The Public Provident Fund is one of the most popular investment schemes of the government of India. At present, with a rate of interest of 7.1% compounded annually, it is one of the safest and most common investment schemes in India. It guarantees assured returns on the amount, provides tax benefits under Section 80C of income tax, and is legally unattachable by the authorities for any other recovery.
Public Provident Fund ( PPF) was initially introduced in India in 1968. It was overruled by the new scheme introduced by Central Government in 2019, i.e Public Provident Fund Scheme, 2019. The new scheme made certain amendmanets in the old one. Here are some key changes made.
A/c Opening by guardian on behalf of a person of unsound mind
In the PPF scheme, 1968, there was no such provision to open an account on behalf of a person of unsound mind by a guardian. In 2019 scheme, an individual may also open such an account.
Amount of initial subscription changed from Rs.100 to Rs.500 in
The amount of initial subscription has changed to Rs.500 in new scheme, from Rs.100 in old scheme.
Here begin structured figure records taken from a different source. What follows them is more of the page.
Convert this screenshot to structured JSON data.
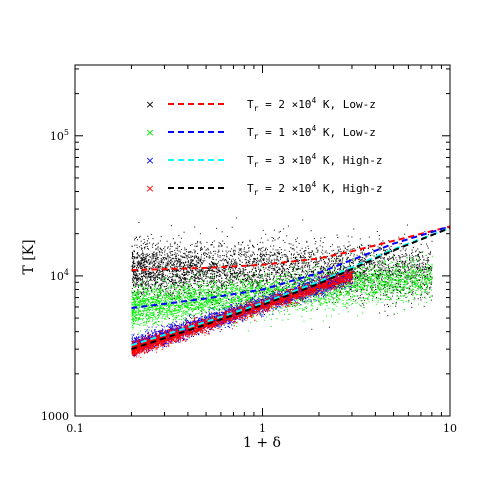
{
  "chart_data": {
    "type": "scatter",
    "title": "",
    "xlabel": "1 + δ",
    "ylabel": "T [K]",
    "xscale": "log",
    "yscale": "log",
    "xlim": [
      0.1,
      10
    ],
    "ylim": [
      1000,
      320000
    ],
    "grid": false,
    "legend_position": "top-center",
    "x_ticks": [
      {
        "value": 0.1,
        "label": "0.1"
      },
      {
        "value": 1,
        "label": "1"
      },
      {
        "value": 10,
        "label": "10"
      }
    ],
    "y_ticks": [
      {
        "value": 1000,
        "label": "1000"
      },
      {
        "value": 10000,
        "label": "10",
        "exponent": "4"
      },
      {
        "value": 100000,
        "label": "10",
        "exponent": "5"
      }
    ],
    "series": [
      {
        "name": "Tr = 2 ×10^4 K, Low-z",
        "label_parts": {
          "pre": "T",
          "sub": "r",
          "mid": " = 2 ×10",
          "sup": "4",
          "post": " K, Low-z"
        },
        "marker_color": "#000000",
        "line_color": "#ff0000",
        "scatter": {
          "x_range": [
            0.2,
            8
          ],
          "T0": 11000,
          "gamma": 0.0,
          "scatter_dex": 0.1
        },
        "fit": {
          "x": [
            0.2,
            0.5,
            1,
            2,
            3,
            5,
            10
          ],
          "y": [
            11000,
            11400,
            12000,
            13300,
            15000,
            17800,
            22500
          ]
        }
      },
      {
        "name": "Tr = 1 ×10^4 K, Low-z",
        "label_parts": {
          "pre": "T",
          "sub": "r",
          "mid": " = 1 ×10",
          "sup": "4",
          "post": " K, Low-z"
        },
        "marker_color": "#00ee00",
        "line_color": "#0000ff",
        "scatter": {
          "x_range": [
            0.2,
            8
          ],
          "T0": 7400,
          "gamma": 0.13,
          "scatter_dex": 0.07
        },
        "fit": {
          "x": [
            0.2,
            0.5,
            1,
            2,
            3,
            5,
            10
          ],
          "y": [
            5900,
            6900,
            8000,
            10500,
            13000,
            17000,
            22500
          ]
        }
      },
      {
        "name": "Tr = 3 ×10^4 K, High-z",
        "label_parts": {
          "pre": "T",
          "sub": "r",
          "mid": " = 3 ×10",
          "sup": "4",
          "post": " K, High-z"
        },
        "marker_color": "#0000ff",
        "line_color": "#00ffff",
        "scatter": {
          "x_range": [
            0.2,
            3
          ],
          "T0": 6300,
          "gamma": 0.43,
          "scatter_dex": 0.03
        },
        "fit": {
          "x": [
            0.2,
            0.5,
            1,
            2,
            3,
            5,
            10
          ],
          "y": [
            3200,
            4700,
            6400,
            9100,
            11500,
            15500,
            22000
          ]
        }
      },
      {
        "name": "Tr = 2 ×10^4 K, High-z",
        "label_parts": {
          "pre": "T",
          "sub": "r",
          "mid": " = 2 ×10",
          "sup": "4",
          "post": " K, High-z"
        },
        "marker_color": "#ff0000",
        "line_color": "#000000",
        "scatter": {
          "x_range": [
            0.2,
            3
          ],
          "T0": 6200,
          "gamma": 0.45,
          "scatter_dex": 0.025
        },
        "fit": {
          "x": [
            0.2,
            0.5,
            1,
            2,
            3,
            5,
            10
          ],
          "y": [
            3000,
            4500,
            6200,
            8800,
            11200,
            15200,
            22000
          ]
        }
      }
    ]
  }
}
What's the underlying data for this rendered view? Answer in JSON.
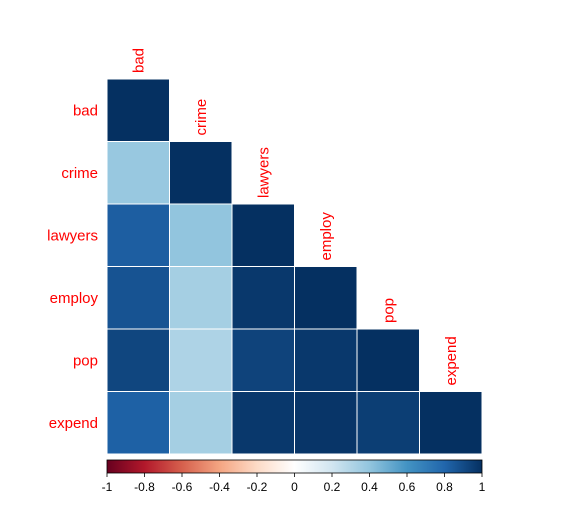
{
  "chart_data": {
    "type": "heatmap",
    "subtype": "correlation-matrix-lower-triangle",
    "variables": [
      "bad",
      "crime",
      "lawyers",
      "employ",
      "pop",
      "expend"
    ],
    "matrix": [
      [
        1.0,
        null,
        null,
        null,
        null,
        null
      ],
      [
        0.38,
        1.0,
        null,
        null,
        null,
        null
      ],
      [
        0.83,
        0.4,
        1.0,
        null,
        null,
        null
      ],
      [
        0.87,
        0.34,
        0.97,
        1.0,
        null,
        null
      ],
      [
        0.92,
        0.31,
        0.93,
        0.97,
        1.0,
        null
      ],
      [
        0.82,
        0.34,
        0.97,
        0.98,
        0.95,
        1.0
      ]
    ],
    "label_color": "#ff0000",
    "colorbar": {
      "range": [
        -1,
        1
      ],
      "ticks": [
        "-1",
        "-0.8",
        "-0.6",
        "-0.4",
        "-0.2",
        "0",
        "0.2",
        "0.4",
        "0.6",
        "0.8",
        "1"
      ],
      "stops": [
        "#67001f",
        "#b2182b",
        "#d6604d",
        "#f4a582",
        "#fddbc7",
        "#ffffff",
        "#d1e5f0",
        "#92c5de",
        "#4393c3",
        "#2166ac",
        "#053061"
      ]
    }
  }
}
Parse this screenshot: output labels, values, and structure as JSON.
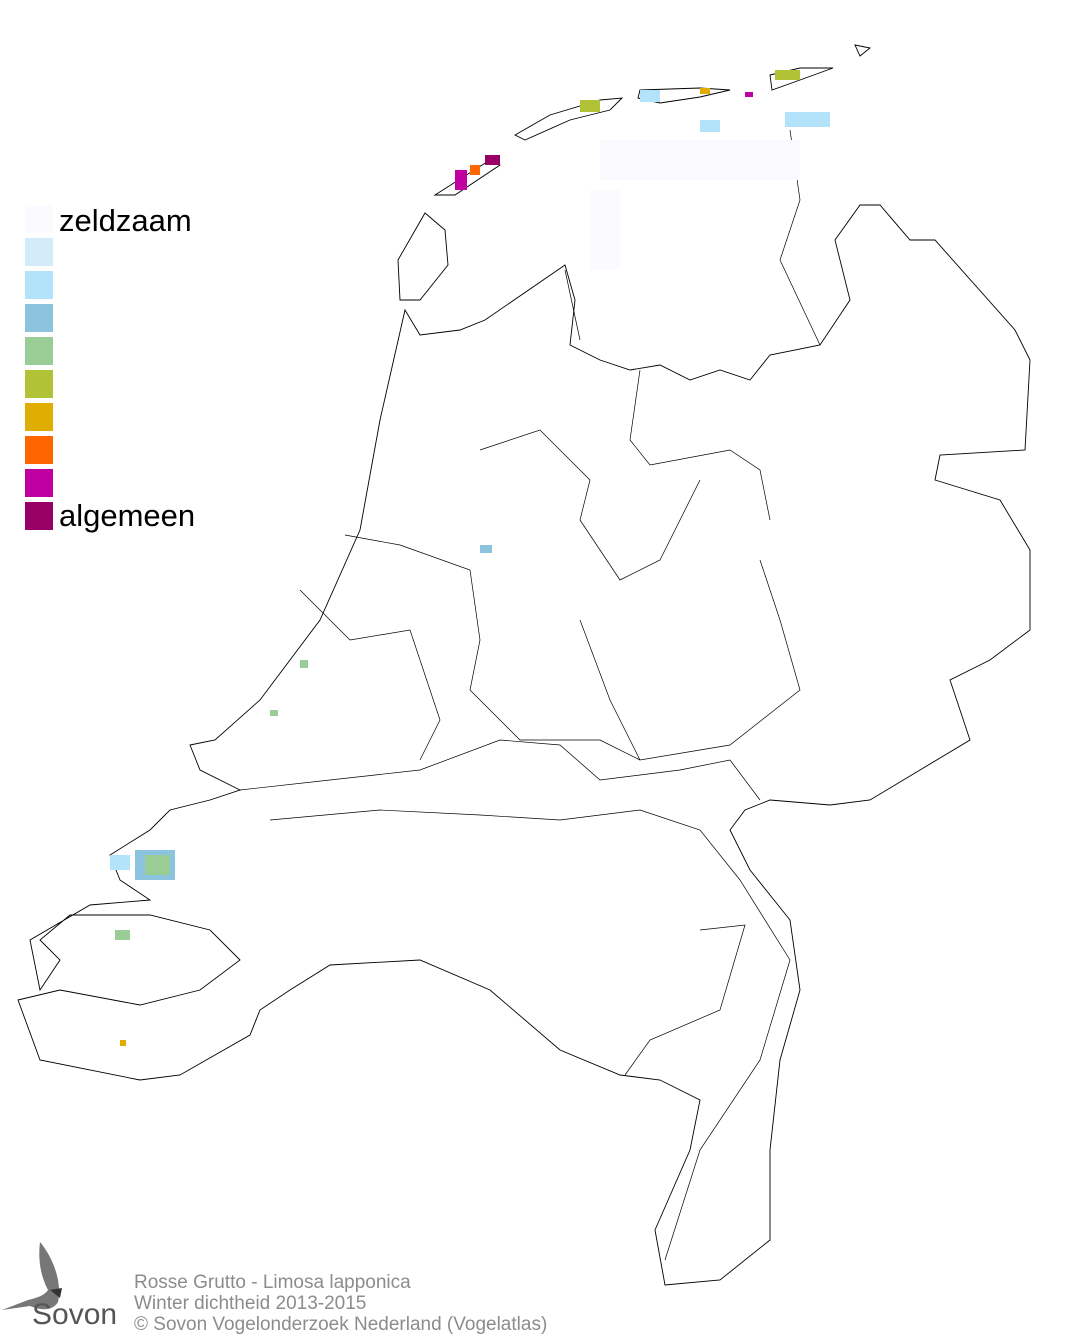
{
  "legend": {
    "top_label": "zeldzaam",
    "bottom_label": "algemeen",
    "colors": [
      "#fbfbff",
      "#d4ecfa",
      "#b3e3fa",
      "#8cc4e0",
      "#9acc96",
      "#b2c236",
      "#e0ae00",
      "#ff6600",
      "#c000a0",
      "#990066"
    ]
  },
  "footer": {
    "species": "Rosse Grutto - Limosa lapponica",
    "subtitle": "Winter dichtheid 2013-2015",
    "copyright": "© Sovon Vogelonderzoek Nederland (Vogelatlas)"
  },
  "logo": {
    "text": "Sovon",
    "icon": "swallow-icon"
  }
}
Also, earlier, one could deposit upto Rs.150,000 in 12 instalments or less in a financial year in flexible instalments in multiples of Rs. 100. In new scheme, the cap on number of instalment upto 12 only is removed. Also, the instalments could be in multiples of Rs 50 instead of Rs.100 earlier.
Rate of interest on loan is reduced to 1%
The interest rate for repayment of loan in PPF Scheme, 1968 was 2% which is reduced upto 1% of principal amount.
Withdrawal rules changed with respect to loan taken
Earlier, a person who has already obtained Loan now wishing to withdraw from PPF had to reduce the amount of outstanding loan from the amount of withdrawal. Under new scheme, a person would have to repay the amount of loan outstanding alongwith interest before availing the facility of withdrawal.
Premature closure in case of change in residential status
Under new scheme, premature closure of account is allowed in case of a person having PPF becomes NRI during the course of the account. Earlier, if a resident PPF account holder subsequently became a non-resident during the currency of the maturity period, the account was deemed to be closed with effect from the day he became a non-resident. Interest with effect from the date of change in residential status was paid at the rate applicable to the Post Office Saving Account.